More companies are built on data. Waves of machine learning companies are built on data — look at the chart below :). If you’ve talked to machine learning engineers and data scientists, you’ll always hear how important good data is.
Why data quality remains a problem
Lots of data but static one-time checks is still the status quo. Cloud changed the mindset from storing only useful data to storing all potentially useful data. Streaming technologies like Kafka and cloud data warehouses like Snowflake are lower the friction to store more data — at a higher velocity, wider variety, and larger volume. To ensure quality, data rules specifying the range and schema are manually written by consultants or data quality analysts. This is an expensive time-consuming process that is usually done only once. Set and forget. There are two problems with this. The first is that majority of the rules are learned in production — when a problem surfaces. A case of unknown unknowns. The second is data is dynamic, requiring rules to be dynamic.
“Trusted” sources of data are still problematic. Three sectors have data quality top of mind more than any other: public sector, healthcare, and financial services. But these industries continue to be plagued with bad data. The data governance leader of a healthcare company told me that government data they receive monthly are littered with errors. They needed dedicated staff to clean it. Imagine, we are being governed based on dirty data. On the side of the financial services, stock data from tier 1 data providers often have some problems. Bloomberg is known for having better data quality than other vendors but I remember having to always sense check the data and tell customer support the data does not make sense.

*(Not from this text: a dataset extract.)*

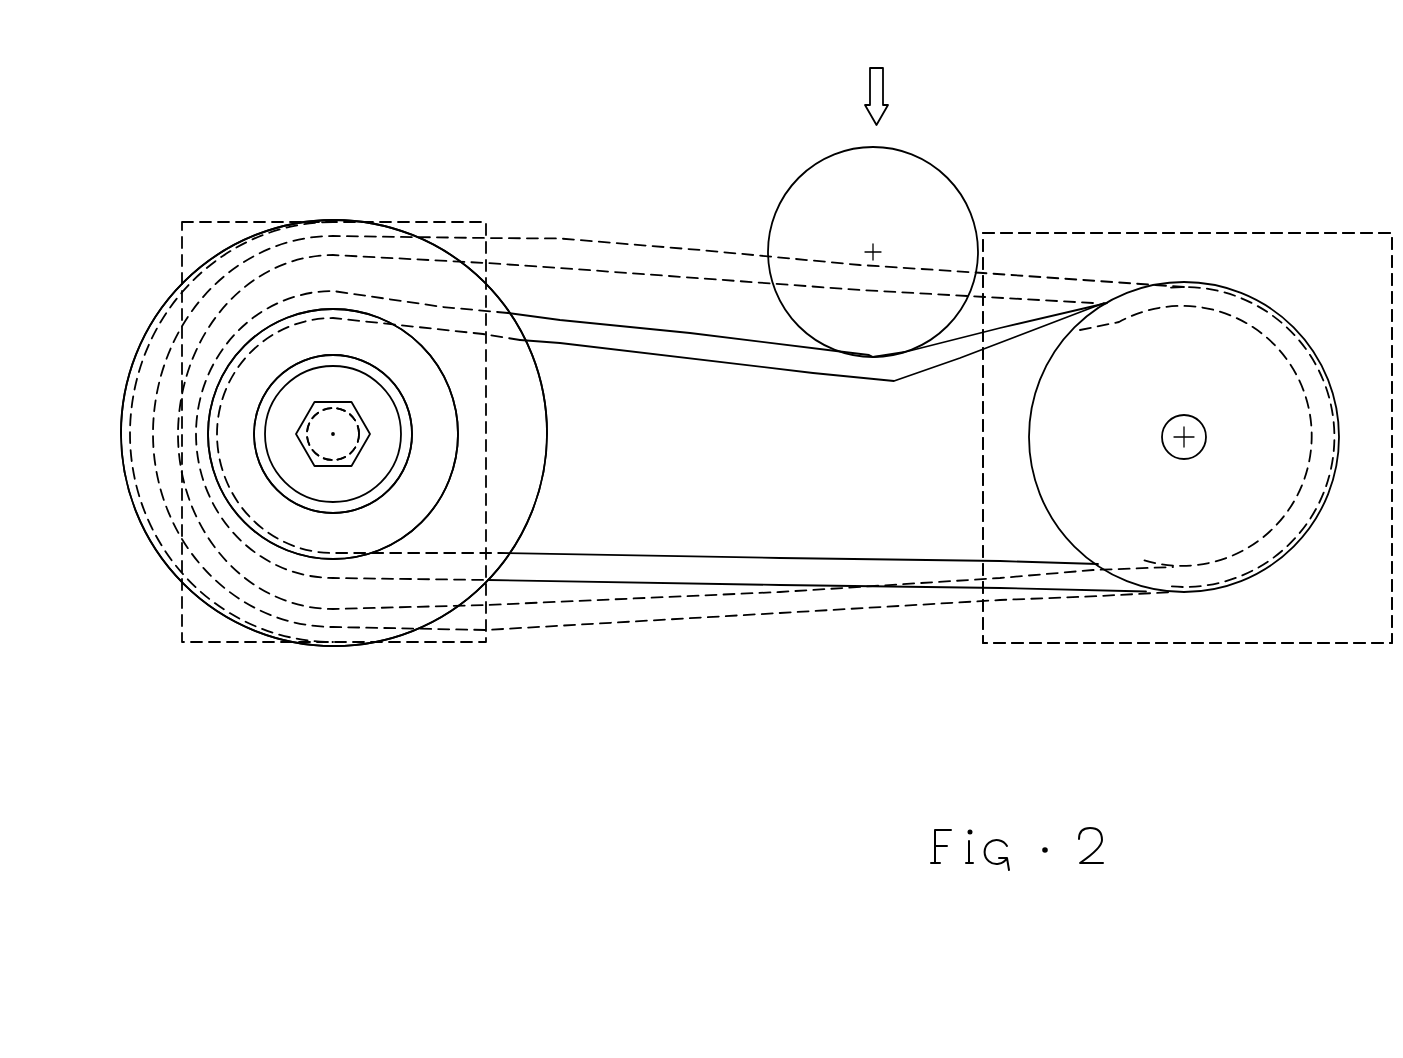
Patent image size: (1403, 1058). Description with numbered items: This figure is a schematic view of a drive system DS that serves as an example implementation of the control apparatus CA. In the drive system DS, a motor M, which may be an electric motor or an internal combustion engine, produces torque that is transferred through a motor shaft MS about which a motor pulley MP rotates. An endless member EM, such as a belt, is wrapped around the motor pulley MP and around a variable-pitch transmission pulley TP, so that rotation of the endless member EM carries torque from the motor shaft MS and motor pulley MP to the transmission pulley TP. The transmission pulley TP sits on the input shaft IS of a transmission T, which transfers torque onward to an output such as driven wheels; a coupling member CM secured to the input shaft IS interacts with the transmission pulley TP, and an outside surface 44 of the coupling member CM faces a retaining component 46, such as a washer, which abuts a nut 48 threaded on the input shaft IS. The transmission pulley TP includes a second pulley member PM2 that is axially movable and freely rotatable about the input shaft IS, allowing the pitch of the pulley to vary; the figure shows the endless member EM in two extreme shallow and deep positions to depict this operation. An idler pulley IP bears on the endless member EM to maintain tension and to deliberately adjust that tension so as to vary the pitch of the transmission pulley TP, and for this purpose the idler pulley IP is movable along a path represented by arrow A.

Specialization of data professionals. It used to be that data professionals covered more of the gamut of ingesting data, transforming, cleaning, and analyzing/querying it. Now we have different professionals tackling each step. Data engineers handle ingestion and transformation. Sometimes transformation is skipped and data is just pushed directly into data warehouses. Data scientists build models and are busy tuning deep learning knobs to improve accuracy. And business analysts query and write reports. They have more context of what the data should look like yet are separate from the data engineers who write and implement data quality checks.
Tldr: a growing problem with no great solutions
Huge opportunity up for grabs
The current data quality software market is almost $2 billion. But the real opportunity is much bigger at $4.5 billion since there is a large labor component that can be automated. There are 21,000 data quality roles in the US each paid $80,000 annually. This doesn’t capture those who work in professional services firms that have ‘consultants’ as job titles. Assuming this multiplies the direct labor component by 1.5x, the total labor component is $2.5B. The market will continue to grow healthily as data quality becomes more important in ML applications and business decisions.
While Informatica, SAP, Experian, Syncsort, and Talend currently dominate the market, a new wave of startups is propping up. Current products and how they are sold can be much better — from being a turnkey solution plugged into any part of the data pipeline, to not requiring a 6-month implementation period and 6-figure upfront commitments, to automating data quality rule writing and monitoring.